Appu Nair, to protect the honour of his brother-in-law, interjected, ‘No, what Naraapilla meant was the connectio
n between the War and the temple entry here…’
Drawing the cat—which was getting wet in the sleet as it was afraid to go into the shop because of the people—closer towards him, with his leg, Menon Master explained, ‘That’s war, this is peace. It is bad to discriminate between people, to see them as two kinds, Appu chettaa, wherever it may happen. In our land, this division is not just into two, but into four and eight … Therefore, our cruelty is four or eight-fold worse than Hitler’s!’
‘Well, perhaps he too has his own rationalizations,’ Appu Nair said. ‘Or else, would other nations join his side in the war? How can it become a world war this way? So let’s drop that claim! What Kuttan Pilla chettan was asking was about the Temple Entry Edi—’

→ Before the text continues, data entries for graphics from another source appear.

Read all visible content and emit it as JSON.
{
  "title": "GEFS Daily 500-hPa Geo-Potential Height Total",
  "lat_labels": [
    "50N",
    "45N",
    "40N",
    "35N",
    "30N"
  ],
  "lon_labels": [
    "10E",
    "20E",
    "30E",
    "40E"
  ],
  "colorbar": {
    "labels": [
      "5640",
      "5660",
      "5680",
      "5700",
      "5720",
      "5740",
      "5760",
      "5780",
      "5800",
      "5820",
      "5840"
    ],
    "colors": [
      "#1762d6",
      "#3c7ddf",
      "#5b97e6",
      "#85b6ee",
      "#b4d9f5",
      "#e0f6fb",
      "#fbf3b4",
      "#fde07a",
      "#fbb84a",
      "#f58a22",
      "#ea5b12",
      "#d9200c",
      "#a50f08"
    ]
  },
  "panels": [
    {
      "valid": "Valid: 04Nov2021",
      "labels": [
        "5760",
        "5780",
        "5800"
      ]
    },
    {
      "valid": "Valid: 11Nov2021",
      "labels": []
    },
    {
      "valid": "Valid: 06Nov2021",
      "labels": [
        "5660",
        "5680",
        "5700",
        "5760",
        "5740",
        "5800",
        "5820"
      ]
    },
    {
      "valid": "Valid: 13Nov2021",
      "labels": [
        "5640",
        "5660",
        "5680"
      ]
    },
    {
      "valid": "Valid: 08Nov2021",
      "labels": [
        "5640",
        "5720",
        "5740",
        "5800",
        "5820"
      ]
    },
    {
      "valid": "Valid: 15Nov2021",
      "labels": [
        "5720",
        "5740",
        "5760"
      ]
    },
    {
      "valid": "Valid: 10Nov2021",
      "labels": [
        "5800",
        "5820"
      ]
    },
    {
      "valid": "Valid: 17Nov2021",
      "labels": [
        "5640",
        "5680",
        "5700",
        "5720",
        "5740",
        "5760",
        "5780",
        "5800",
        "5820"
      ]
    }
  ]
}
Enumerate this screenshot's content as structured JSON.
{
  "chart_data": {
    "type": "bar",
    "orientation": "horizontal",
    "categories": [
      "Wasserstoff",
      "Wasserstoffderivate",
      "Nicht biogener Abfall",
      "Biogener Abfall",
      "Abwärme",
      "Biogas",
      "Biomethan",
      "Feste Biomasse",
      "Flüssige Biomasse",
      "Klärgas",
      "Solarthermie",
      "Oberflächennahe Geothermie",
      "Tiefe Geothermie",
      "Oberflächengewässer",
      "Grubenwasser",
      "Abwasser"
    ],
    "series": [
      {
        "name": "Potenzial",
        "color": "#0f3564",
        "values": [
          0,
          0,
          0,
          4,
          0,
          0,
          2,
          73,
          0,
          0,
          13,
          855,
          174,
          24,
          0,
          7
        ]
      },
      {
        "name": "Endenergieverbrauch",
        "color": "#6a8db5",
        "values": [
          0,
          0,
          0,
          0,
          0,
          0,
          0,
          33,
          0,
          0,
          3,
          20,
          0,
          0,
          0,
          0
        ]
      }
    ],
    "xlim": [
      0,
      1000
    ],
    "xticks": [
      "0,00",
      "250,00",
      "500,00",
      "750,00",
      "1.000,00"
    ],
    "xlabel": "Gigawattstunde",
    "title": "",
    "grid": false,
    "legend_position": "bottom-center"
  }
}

Holding up his hand to halt him from continuing, Menon Master said, ‘Understood. But if justice reaches everywhere simultaneously, how does it become injustice? In 1932, when the paper allowing voting rights to those who were paying a land tax of five rupees was passed, only the land-owning Nairs and Brahmins would have found that just, right? And then in 1936 when Sir C.P. came and made that amount one rupee, it would have appeared just for a few others too! This is also true in the case of the temple entry, which happened the same year.’
‘So you’re saying that it’s cent percent just, aren’t you, Master?’ Kuttan Pilla said.
‘What’s the doubt?’ Menon Master said, ‘Human beings can be divided into men and women. If you divide them as wise men and fools also, it is acceptable. We can have both in the same house. But this arrangement along castes, that’s outrageous! That is where the greatness of the Edict lies. But that is still not enough at all. There, haven’t you read about ladies such as Akkamma Cherian coming to the forefront? Does Narayana Pillai chettan recognize who is it?’ When Menon Master asked that, Naraapilla twisted his head towards the top dome of the Thachanakkara thevar and sat there as if he was pondering over something. Menon Master had expected that. It was the seventy-year-old Kuttan Pilla who came to the rescue at that point, ‘Don’t you know, Naraapilla? She’s State Kangress’s dittaa … or something … what’s it that you call it?’